Benedict arrived in Yaounde, Cameroon's capital, on Tuesday afternoon, greeted by a crowd of flag-waving faithful and snapping cameras. The visit is his first pilgrimage as pontiff to Africa.

In his four years as pope, Benedict had never directly addressed condom use, although his position is not new. His predecessor, Pope John Paul II, often said that sexual abstinence -- not condoms -- was the best way to prevent the spread of the disease.

Benedict also said the Roman Catholic Church was at the forefront of the battle against AIDS.

"You can't resolve it with the distribution of condoms," the pope told reporters aboard the plane heading to Yaounde. "On the contrary, it increases the problem."

The pope said a responsible and moral attitude toward sex would help fight the disease.

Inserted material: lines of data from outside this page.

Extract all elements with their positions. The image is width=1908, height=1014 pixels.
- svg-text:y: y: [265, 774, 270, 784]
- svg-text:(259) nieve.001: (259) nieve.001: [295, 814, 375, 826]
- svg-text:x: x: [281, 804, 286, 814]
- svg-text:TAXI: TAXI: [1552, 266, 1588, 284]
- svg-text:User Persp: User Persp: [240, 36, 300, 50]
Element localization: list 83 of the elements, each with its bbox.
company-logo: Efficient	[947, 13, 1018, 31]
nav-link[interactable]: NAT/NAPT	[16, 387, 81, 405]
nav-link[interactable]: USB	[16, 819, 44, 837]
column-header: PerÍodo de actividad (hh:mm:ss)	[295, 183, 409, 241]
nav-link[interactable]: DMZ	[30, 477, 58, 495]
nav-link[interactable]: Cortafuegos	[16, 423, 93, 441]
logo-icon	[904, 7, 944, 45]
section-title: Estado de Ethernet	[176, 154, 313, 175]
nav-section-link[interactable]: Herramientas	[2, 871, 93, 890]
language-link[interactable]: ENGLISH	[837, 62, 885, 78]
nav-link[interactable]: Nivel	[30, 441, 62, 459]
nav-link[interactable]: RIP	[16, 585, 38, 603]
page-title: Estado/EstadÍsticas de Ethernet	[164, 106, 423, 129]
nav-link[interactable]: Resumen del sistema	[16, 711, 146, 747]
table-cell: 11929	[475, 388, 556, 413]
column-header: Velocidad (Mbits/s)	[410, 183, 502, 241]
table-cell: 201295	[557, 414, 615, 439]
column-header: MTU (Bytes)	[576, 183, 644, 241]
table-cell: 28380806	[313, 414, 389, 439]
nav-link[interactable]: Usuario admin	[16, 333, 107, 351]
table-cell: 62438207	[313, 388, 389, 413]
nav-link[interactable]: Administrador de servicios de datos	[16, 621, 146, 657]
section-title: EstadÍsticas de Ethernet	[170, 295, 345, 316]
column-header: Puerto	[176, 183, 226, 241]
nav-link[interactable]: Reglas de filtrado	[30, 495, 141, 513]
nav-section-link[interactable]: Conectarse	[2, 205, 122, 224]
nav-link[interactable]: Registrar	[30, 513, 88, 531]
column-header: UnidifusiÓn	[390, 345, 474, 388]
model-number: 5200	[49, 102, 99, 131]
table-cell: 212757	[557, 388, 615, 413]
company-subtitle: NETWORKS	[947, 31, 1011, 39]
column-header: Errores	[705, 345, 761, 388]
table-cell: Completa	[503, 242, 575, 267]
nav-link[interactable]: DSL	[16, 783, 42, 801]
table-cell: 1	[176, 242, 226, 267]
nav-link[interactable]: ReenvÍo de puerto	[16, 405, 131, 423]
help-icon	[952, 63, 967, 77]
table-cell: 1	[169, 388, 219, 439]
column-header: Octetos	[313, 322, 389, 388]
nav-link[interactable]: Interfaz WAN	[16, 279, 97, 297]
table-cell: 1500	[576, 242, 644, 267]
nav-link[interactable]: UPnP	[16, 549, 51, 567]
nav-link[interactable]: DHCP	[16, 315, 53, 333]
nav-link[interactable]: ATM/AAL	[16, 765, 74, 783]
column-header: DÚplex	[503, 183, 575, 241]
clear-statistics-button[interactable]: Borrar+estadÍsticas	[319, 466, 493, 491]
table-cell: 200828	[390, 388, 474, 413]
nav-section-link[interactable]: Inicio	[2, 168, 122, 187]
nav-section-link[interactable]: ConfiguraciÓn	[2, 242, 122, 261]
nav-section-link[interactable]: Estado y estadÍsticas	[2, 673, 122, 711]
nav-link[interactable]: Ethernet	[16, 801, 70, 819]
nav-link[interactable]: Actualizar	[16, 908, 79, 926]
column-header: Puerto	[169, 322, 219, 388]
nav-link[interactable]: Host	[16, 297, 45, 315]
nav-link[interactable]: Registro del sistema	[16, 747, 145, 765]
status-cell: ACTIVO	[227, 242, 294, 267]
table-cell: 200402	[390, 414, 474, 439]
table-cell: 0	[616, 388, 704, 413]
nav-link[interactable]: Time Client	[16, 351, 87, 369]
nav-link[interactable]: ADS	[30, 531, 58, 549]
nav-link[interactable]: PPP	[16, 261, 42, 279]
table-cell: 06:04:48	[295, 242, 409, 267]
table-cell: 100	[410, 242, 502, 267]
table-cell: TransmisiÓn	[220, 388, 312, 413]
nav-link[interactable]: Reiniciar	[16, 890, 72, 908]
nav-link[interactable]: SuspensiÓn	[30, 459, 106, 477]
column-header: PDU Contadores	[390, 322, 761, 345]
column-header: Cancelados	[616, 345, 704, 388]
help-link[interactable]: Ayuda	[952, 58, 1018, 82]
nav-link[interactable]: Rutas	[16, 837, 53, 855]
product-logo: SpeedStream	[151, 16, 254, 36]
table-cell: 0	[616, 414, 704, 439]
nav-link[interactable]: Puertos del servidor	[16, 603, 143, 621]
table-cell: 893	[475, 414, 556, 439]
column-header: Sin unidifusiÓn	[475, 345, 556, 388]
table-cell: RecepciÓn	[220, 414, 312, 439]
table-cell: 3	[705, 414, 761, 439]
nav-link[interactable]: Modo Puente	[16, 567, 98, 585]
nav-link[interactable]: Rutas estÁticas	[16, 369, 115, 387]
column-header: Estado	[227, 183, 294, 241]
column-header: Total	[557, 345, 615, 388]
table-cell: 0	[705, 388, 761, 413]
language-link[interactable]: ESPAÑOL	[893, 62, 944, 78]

The Roman Catholic Church rejects the use of condoms as part of its overall teaching against artificial contraception. Senior Vatican officials have advocated fidelity in marriage and abstinence from premarital sex as key weapons in the fight against AIDS.

About 22 million people in sub-Saharan Africa are infected with HIV, according to UNAIDS. In 2007, three-quarters of all AIDS deaths worldwide were there, as well as two-thirds of all people living with HIV.

Rebecca Hodes with the Treatment Action Campaign in South Africa said if the pope was serious about preventing new HIV infections, he would focus on promoting wide access to condoms and spreading information on how best to use them.

"Instead, his opposition to condoms conveys that religious dogma is more important to him than the lives of Africans," said Hodes, head of policy, communication and research for the organization.

Even some priests and nuns working with those living with HIV/AIDS question the church's opposition to condoms amid the pandemic ravaging Africa. Many Africans do, as well.

"Talking about the non-use of condoms is out of place. We need condoms to protect ourselves against diseases and AIDS," teacher Narcisse Takou said Tuesday in Yaounde.

On his arrival in Yaounde, the pope was greeted by Cameroon's President Paul Biya, who has ruled since 1982 and whose government has been accused of abuses in crushing political opponents.

The pope made no specific reference to the situation in Cameroon but said in general remarks on Africa that "a Christian can never remain silent" in the face of violence, poverty, hunger, corruption or abuse of power.

"The saving message of the Gospel needs to be proclaimed loud and clear so that the light of Christ can shine into the darkness of people's lives," Benedict said as the president and other political leaders looked on.

Benedict's African trip this week will also take him to Angola.